Overall: 5/6 While the movie did not quite live up to the trailer, they have the right actors, an understanding of who these characters are, and enough high notes to make it worth seeing. The mess becomes a problem at times, but this film comes the closest a movie ever has to the experience of finding an old comic when you were a kid about a character you knew, and then encountering guest appearances by characters you didn’t know and references to a previous issue that you didn’t read, but you just kind of went on, eyes wide, like, “oh, this is cool!” The movie recreates that well enough, and it shows what the default DCU would look like. Whether that’s the best choice for a movie, much less a cinematic universe, remains an open question, but, thus far, I prefer it to the gloomy Murderverse that Zack Snyder created.
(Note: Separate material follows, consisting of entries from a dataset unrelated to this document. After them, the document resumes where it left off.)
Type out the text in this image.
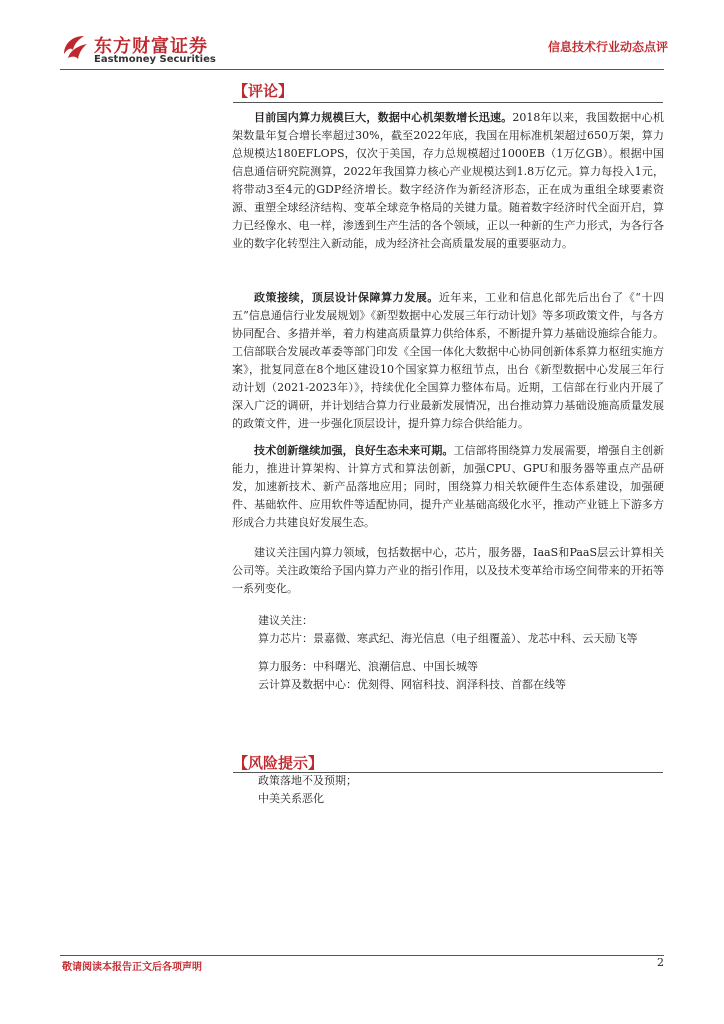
东方财富证券
Eastmoney Securities
信息技术行业动态点评
【评论】

目前国内算力规模巨大，数据中心机架数增长迅速。2018年以来，我国数据中心机架数量年复合增长率超过30%，截至2022年底，我国在用标准机架超过650万架，算力总规模达180EFLOPS，仅次于美国，存力总规模超过1000EB（1万亿GB）。根据中国信息通信研究院测算，2022年我国算力核心产业规模达到1.8万亿元。算力每投入1元，将带动3至4元的GDP经济增长。数字经济作为新经济形态，正在成为重组全球要素资源、重塑全球经济结构、变革全球竞争格局的关键力量。随着数字经济时代全面开启，算力已经像水、电一样，渗透到生产生活的各个领域，正以一种新的生产力形式，为各行各业的数字化转型注入新动能，成为经济社会高质量发展的重要驱动力。

政策接续，顶层设计保障算力发展。近年来，工业和信息化部先后出台了《“十四五”信息通信行业发展规划》《新型数据中心发展三年行动计划》等多项政策文件，与各方协同配合、多措并举，着力构建高质量算力供给体系，不断提升算力基础设施综合能力。工信部联合发展改革委等部门印发《全国一体化大数据中心协同创新体系算力枢纽实施方案》，批复同意在8个地区建设10个国家算力枢纽节点，出台《新型数据中心发展三年行动计划（2021-2023年）》，持续优化全国算力整体布局。近期，工信部在行业内开展了深入广泛的调研，并计划结合算力行业最新发展情况，出台推动算力基础设施高质量发展的政策文件，进一步强化顶层设计，提升算力综合供给能力。

技术创新继续加强，良好生态未来可期。工信部将围绕算力发展需要，增强自主创新能力，推进计算架构、计算方式和算法创新，加强CPU、GPU和服务器等重点产品研发，加速新技术、新产品落地应用；同时，围绕算力相关软硬件生态体系建设，加强硬件、基础软件、应用软件等适配协同，提升产业基础高级化水平，推动产业链上下游多方形成合力共建良好发展生态。

建议关注国内算力领域，包括数据中心，芯片，服务器，IaaS和PaaS层云计算相关公司等。关注政策给予国内算力产业的指引作用，以及技术变革给市场空间带来的开拓等一系列变化。

建议关注：
算力芯片：景嘉微、寒武纪、海光信息（电子组覆盖）、龙芯中科、云天励飞等
算力服务：中科曙光、浪潮信息、中国长城等
云计算及数据中心：优刻得、网宿科技、润泽科技、首都在线等
【风险提示】
政策落地不及预期；
中美关系恶化
敬请阅读本报告正文后各项声明	2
In total, Superman(2025) receives 33/42

Notes:

*Regarding online charges (good faith and otherwise. I’m looking at you, MAGA-media and the more fanatical Snyderbros) that the film is anti-Israeli/antisemitic, the foreign war that figures into the plot features (1) a long-standing DC fictional country that serves here as a generic stand-in for the kind of global chaos that would challenge the ethics of superheroes, if they existed, (2) an unprovoked invasion that far more closely resembles the Russia/Ukraine situation (and the aggressors are expressly coded as eastern-European) than anything unfolding in the Middle East, and (3) Spoiler-not-really-a-spoiler the involvement of a certain arch-enemy of Superman’s in the conflict.

Incidentally, the movie features a goofy but pointed jab at online toxic fandom.
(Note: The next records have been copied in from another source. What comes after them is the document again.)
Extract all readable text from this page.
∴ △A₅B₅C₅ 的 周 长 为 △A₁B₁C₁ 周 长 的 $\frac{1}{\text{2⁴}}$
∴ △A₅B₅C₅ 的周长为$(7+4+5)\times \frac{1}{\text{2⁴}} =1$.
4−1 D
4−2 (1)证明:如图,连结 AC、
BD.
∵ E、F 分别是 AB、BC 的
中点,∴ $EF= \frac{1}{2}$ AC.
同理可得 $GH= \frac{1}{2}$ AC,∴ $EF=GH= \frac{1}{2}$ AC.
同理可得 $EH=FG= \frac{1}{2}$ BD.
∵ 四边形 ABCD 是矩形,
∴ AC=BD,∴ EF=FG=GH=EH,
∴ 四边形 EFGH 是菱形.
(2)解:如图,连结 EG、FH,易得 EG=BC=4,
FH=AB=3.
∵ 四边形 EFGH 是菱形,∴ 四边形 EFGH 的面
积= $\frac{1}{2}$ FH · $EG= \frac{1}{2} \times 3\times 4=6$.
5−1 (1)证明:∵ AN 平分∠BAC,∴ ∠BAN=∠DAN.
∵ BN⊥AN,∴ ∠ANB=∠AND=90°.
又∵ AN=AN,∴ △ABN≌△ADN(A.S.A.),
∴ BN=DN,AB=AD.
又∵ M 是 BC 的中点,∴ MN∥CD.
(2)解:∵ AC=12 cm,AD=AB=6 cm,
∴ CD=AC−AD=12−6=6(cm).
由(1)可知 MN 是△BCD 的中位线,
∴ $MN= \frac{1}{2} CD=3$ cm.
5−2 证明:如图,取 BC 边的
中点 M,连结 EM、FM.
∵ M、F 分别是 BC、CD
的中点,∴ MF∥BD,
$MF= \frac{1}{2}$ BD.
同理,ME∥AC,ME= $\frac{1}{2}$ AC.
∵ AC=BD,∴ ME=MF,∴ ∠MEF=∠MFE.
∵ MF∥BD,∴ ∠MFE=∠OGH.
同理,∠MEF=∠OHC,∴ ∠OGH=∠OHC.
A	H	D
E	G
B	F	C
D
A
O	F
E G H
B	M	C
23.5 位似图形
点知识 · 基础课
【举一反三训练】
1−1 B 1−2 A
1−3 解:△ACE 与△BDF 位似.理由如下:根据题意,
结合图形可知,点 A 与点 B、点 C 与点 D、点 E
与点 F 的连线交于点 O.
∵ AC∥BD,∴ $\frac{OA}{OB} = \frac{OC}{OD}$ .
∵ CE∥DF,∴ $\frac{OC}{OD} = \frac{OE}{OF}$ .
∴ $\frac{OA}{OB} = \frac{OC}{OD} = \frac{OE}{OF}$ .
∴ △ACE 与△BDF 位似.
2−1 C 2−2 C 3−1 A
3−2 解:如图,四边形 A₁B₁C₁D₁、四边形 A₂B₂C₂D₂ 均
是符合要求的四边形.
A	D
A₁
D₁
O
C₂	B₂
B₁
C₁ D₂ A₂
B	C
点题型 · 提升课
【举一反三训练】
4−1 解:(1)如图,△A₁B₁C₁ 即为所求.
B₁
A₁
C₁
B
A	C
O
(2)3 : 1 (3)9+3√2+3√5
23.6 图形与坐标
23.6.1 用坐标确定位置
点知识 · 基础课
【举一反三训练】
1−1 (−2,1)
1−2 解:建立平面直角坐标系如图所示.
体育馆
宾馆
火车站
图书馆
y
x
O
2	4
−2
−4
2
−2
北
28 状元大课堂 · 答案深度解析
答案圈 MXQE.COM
**Probably my favorite actor in the role, even if he was shortchanged somewhat by the scripts of the series.

2 replies on “Superman (2025)”

  1. My personal favourite cameo: Will Reeve, son of Christopher Reeve and a real-life reporter, appears as the reporter when the Justice Gang appear on screen for the first time.

    As I just got back from a matinee of The Fantastic Four: First Steps, I’ll make this comparison. Both are great movies at achieving their goals. Superman tells a good Superman story, but must also set up a Universe, making it feel a bit cluttered and unfocused. FF goes back to a “Marvel Phase One” feel, where everything before the credits roll is all about the FF, and the next Big Bad is teased in the first stinger. (Yes, there are two.) Both movies are easy to recommend, and the FF movie gets the team right in ways that previous films never did (except, perhaps, The Incredibles).

    FF is a slower paced film, in much the same way that a stock car race is slower than a formula 1 race. The only major cameo there is the cast from the Roger Corman film, in the opening minutes of the film. That footage also appears in the Disney+ Special Look.